Alone in his own room, high up in the northern tower of Melbourne Hall, the Earl locked the door and turned up the lights with the air of a man who has a considerable task before him and must make the most of the hours of grace remaining.

He was very pale and greatly changed since he had returned from London three hours ago. Some would have perceived in his manner, not the evidences of fear but of displeasure, and such displeasure as events bordering upon tragedy alone could provoke. Uttering but one harsh instruction to the servant who answered his bell, he sat at his writing table and for a full hour turned over the pages of a diary which had not seen the light for twenty years or more.
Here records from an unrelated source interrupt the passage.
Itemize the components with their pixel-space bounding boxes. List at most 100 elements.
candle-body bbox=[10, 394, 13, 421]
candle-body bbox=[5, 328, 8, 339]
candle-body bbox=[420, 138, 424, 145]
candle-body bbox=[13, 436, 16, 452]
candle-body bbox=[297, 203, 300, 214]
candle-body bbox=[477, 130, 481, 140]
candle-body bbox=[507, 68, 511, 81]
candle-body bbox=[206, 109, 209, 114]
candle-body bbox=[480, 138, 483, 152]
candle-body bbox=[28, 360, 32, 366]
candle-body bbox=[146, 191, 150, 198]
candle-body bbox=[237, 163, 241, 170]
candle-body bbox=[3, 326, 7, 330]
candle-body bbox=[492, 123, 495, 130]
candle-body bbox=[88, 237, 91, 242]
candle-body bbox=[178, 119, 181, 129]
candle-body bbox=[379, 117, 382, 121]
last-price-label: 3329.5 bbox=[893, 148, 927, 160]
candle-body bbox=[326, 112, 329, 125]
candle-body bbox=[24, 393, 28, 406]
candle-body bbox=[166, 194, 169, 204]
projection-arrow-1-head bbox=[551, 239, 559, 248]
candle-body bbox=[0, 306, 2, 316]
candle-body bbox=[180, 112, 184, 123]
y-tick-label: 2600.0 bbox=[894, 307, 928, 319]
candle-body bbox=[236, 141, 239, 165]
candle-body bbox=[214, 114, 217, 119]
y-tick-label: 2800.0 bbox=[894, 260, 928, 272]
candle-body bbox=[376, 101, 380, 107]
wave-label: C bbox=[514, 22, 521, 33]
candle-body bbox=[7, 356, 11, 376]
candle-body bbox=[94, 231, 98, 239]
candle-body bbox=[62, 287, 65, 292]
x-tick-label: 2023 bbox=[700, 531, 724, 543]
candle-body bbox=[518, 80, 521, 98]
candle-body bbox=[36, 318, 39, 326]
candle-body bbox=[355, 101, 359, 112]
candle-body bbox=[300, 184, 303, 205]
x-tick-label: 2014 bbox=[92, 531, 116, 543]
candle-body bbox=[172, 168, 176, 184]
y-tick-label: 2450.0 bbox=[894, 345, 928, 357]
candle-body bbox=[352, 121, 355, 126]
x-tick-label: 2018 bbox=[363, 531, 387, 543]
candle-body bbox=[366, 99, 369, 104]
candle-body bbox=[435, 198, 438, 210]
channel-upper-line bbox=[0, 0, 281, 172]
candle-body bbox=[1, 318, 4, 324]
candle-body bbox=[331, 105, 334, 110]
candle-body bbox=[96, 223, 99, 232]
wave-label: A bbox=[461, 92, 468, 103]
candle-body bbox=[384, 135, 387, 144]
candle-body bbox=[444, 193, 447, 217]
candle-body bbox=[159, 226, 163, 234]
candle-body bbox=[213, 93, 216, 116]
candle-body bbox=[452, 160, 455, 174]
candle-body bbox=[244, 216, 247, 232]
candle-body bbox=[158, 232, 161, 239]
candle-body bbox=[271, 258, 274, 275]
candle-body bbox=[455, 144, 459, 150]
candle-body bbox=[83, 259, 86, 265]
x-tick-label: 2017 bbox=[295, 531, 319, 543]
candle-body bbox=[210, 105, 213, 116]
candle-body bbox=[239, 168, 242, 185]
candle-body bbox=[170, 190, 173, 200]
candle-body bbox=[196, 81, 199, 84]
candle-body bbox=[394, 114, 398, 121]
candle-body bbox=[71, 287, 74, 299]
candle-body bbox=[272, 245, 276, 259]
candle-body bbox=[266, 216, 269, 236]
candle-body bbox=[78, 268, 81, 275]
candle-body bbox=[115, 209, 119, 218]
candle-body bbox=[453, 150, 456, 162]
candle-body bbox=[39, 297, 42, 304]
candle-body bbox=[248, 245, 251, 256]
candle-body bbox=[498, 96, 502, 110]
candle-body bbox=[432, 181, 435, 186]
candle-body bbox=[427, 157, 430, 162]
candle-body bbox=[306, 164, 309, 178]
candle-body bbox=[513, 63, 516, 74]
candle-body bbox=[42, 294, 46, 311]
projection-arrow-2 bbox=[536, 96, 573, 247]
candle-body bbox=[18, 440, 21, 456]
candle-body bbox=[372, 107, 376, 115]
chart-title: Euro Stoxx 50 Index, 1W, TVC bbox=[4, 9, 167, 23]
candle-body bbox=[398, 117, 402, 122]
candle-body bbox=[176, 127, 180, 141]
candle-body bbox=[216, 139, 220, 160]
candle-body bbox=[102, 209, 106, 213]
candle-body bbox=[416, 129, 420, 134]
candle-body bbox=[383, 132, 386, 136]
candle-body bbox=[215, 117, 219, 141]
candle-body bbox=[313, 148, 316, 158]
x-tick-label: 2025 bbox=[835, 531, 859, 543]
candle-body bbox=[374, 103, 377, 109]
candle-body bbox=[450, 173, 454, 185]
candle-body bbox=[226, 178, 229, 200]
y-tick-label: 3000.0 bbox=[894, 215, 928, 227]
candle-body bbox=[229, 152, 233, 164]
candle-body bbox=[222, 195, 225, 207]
Georges Odin! How the very name could seize upon his mind to the exclusion of all other thoughts. Sitting there with the time-stained papers before him, the Earl was no longer in Derbyshire but out upon the Carpathians, a youth of the West craving for the excitements of the East; a hunter upon a brave horse, the friend of brigands and of outlaws—drinking deep of the intoxicating draughts of freedom and debauch. Well and truly had this young Count, whom Fate had sent to his door, reminded him of these scenes he had made it his life's purpose to forget.

"Zallony, my lord," he had said, "Zallony still lives and you were one of Zallony's band. They tell of your crimes to this day. The mad Englishman who carried the village girls to the hills—the mad Englishman who drank when no other could lift the cup—the mad Englishman who rode out of Bukharest in a bandit's cloak and lived the Bohemian days of which the very gypsies were ashamed. Shall I tell you his name? It would be that of my father's murderer."

And the answer had been a cringing evasion.

"I met Georges Odin in fair fight. He was the better man. I could show the scars his sword left to this day. Of what do you accuse me? They sent him to prison—well, I did not make their laws. He died there, a convict laborer in the salt mines. Was it my doing? Ask those at the Ministry. We moved heaven and earth to save him. The Government's reason was a political one. They sent your father to the mines because the Russian Government—then all powerful at Bukharest—believed him to be its most dangerous enemy. His affair with me was the excuse. What had I to do with it?"

But the Count persisted.

"Your influence would have saved him. You preferred to keep silent, my lord. And I will tell you more. It was at your instigation that the Roumanian Government arrested my father in the first place. You wished for revenge—I think it was more than that. You were afraid that the woman you married would find you out if Georges Odin regained his liberty. You were not sure that Dora d'Istran did not love him. And so—you left Roumania and took her with you—luckily for you both—to die before she had read her own heart truly. That's what I have come this long way to tell you. To Robert Forrester—I said. How should I know that in England they would make a lord of such a man! I did not know it; but that to me is the same. You shall answer my question or pay the price. My lord, I have brains of my own and I can use them. You shall pay me what you owe—you will be wise to do so."